With over 589 million people in Sub-Saharan Africa still living without electricity many still cook by burning whatever they can find, and diseases are rife with the lack of clean, safe drinking water. The impact of the extreme poverty can be seen everywhere in the region and many of the simple things we take for granted in the developed world are a long way from being seen in sub-Saharan Africa, including access to electricity and clean water.
How is African Development Trust making a difference?
The continued plight in Africa and inability to get out of the cycle of poverty means that a holistic approach to development is essential. Our extensive experience in Africa means that we know that Africa has been blessed with natural resources to make it successful, but it still has one of the highest amounts of people living in poverty because of poor governance and a lack of opportunities and genuine support from the international community to address the root causes of poverty. This has been worsened by the increase in natural disasters, including yearly droughts, and the environment being overexploited, such as deforestation.

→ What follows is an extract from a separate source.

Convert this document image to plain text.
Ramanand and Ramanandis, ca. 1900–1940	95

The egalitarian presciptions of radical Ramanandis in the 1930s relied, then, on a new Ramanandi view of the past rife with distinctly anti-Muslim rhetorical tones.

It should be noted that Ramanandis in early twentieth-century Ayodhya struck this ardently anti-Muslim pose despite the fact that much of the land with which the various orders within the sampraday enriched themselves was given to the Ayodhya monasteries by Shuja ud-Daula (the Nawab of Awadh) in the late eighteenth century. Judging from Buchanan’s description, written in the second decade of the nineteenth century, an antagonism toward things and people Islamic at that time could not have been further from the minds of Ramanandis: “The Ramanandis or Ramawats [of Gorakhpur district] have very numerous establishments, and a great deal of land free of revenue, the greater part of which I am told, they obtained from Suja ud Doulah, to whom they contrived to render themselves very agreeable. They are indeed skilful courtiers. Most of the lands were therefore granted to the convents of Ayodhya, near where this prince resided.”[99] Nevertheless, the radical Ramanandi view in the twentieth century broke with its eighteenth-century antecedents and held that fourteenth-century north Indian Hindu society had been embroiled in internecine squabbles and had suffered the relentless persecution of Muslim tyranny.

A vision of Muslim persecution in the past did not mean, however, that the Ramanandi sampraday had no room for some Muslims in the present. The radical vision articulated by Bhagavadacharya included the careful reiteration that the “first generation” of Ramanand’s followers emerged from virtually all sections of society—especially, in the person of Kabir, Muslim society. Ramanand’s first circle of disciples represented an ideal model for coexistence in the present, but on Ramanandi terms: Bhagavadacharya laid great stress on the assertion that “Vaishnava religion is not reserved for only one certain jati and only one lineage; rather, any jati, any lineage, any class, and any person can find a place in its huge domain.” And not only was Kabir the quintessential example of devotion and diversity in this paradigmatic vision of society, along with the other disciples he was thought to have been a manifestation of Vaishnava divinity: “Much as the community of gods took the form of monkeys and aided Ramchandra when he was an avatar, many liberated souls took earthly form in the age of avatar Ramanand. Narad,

We have seen in the region that the agricultural production has come to a standstill and that those affected by violence are twice as likely to be affected by hunger and are three times more likely to be out of school. These vulnerable families, 50 million orphans and people living in extreme poverty need to be given the opportunity to build a new future. Through our education projects, livelihood programmes and sponsorship we are making a real difference in sub-Saharan Africa.